Science in the media
A major new report into science and the media has drawn on research by Cardiff University which found that that in some respects specialist science news reporting in the UK is in relatively good health. However the research also warns about the serious threat to the quality and independence of science reporting posed by the wider crisis in journalism.
The study 'Mapping the Field: Specialist science news journalism in the UK national media' was led by Dr Andy Williams of the School of Journalism, Media and Cultural Studies. It was based on a survey of UK science, health, and environment news journalists, and 52 in-depth interviews with specialist reporters and senior editors in the national news media.
According to the research there has been an increase in the number of specialist science journalists in the UK national news media and there is a growing appetite for science news within newsrooms.
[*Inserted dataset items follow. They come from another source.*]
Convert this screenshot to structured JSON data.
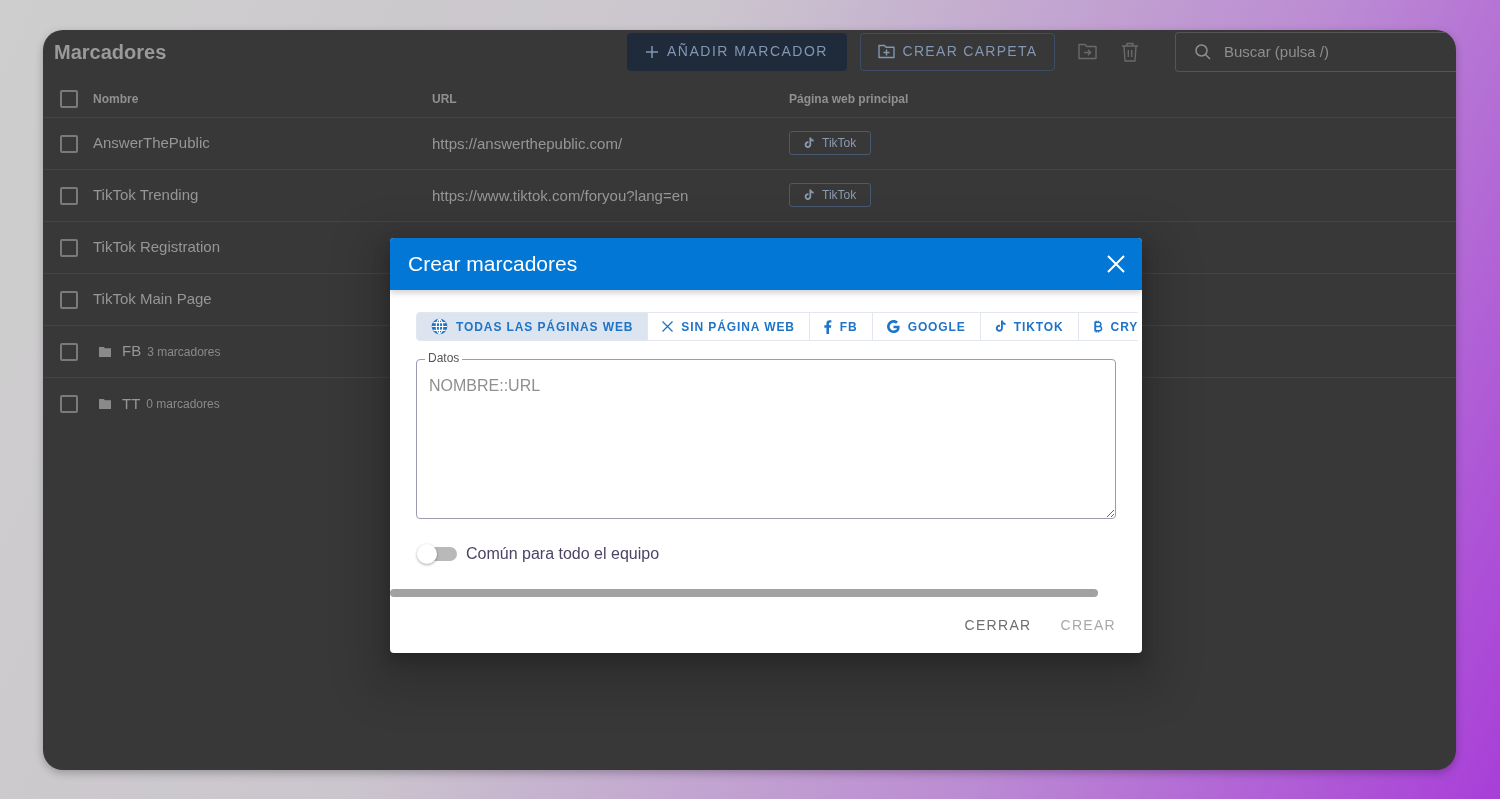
{
  "header": {
    "title": "Marcadores",
    "buttons": [
      {
        "kind": "primary",
        "label": "AÑADIR MARCADOR"
      },
      {
        "kind": "outline",
        "label": "CREAR CARPETA"
      }
    ],
    "search": {
      "placeholder": "Buscar (pulsa /)"
    }
  },
  "table": {
    "select_all_checked": false,
    "columns": [
      "Nombre",
      "URL",
      "Página web principal"
    ],
    "rows": [
      {
        "kind": "bookmark",
        "checked": false,
        "name": "AnswerThePublic",
        "url": "https://answerthepublic.com/",
        "site": "TikTok"
      },
      {
        "kind": "bookmark",
        "checked": false,
        "name": "TikTok Trending",
        "url": "https://www.tiktok.com/foryou?lang=en",
        "site": "TikTok"
      },
      {
        "kind": "bookmark",
        "checked": false,
        "name": "TikTok Registration"
      },
      {
        "kind": "bookmark",
        "checked": false,
        "name": "TikTok Main Page"
      },
      {
        "kind": "folder",
        "checked": false,
        "name": "FB",
        "count": "3 marcadores"
      },
      {
        "kind": "folder",
        "checked": false,
        "name": "TT",
        "count": "0 marcadores"
      }
    ]
  },
  "dialog": {
    "title": "Crear marcadores",
    "tabs": [
      {
        "label": "TODAS LAS PÁGINAS WEB",
        "selected": true
      },
      {
        "label": "SIN PÁGINA WEB",
        "selected": false
      },
      {
        "label": "FB",
        "selected": false
      },
      {
        "label": "GOOGLE",
        "selected": false
      },
      {
        "label": "TIKTOK",
        "selected": false
      },
      {
        "label": "CRY",
        "selected": false
      }
    ],
    "data_field": {
      "label": "Datos",
      "placeholder": "NOMBRE::URL"
    },
    "shared_toggle": {
      "label": "Común para todo el equipo",
      "on": false
    },
    "buttons": [
      {
        "label": "CERRAR",
        "disabled": false
      },
      {
        "label": "CREAR",
        "disabled": true
      }
    ]
  }
}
On the other hand, the economic and institutional constraints under which science journalists now operate have led to extreme workload increases, less time to seek out stories, check facts, and do basic research, increasing reliance on PR material from a very limited pool of news sources, and a growing homogeneity in science coverage.
Dr Williams' research has contributed to a new report by the Department of Business, Innovation and Skills (BIS) - Science in the Media: Securing the Future - produced by an expert working group as part of the UK Science and Society strategy.
Dr Williams said: "It was important to do this research because it looks at science journalism in its broad economic and institutional contexts. I found a mixed picture. It has to be a good thing that there are double the amount of specialist reporters covering science, health and environment news now than there were 20 years ago. But it's not all good news. Most of the journalists we interviewed complain about severe workload increases, almost half say they're mainly passive recipients of news rather than uncovering original stories themselves, a fifth say they don't have enough time to fact-check stories they publish, and around the same number say they rely too much on PR material. These are all serious problems for the quality and independence of science news.
"I was really pleased when BIS asked me to do this work, and it was even more pleasing to see that the findings are being taken seriously, and have been published alongside their own report and recommendations."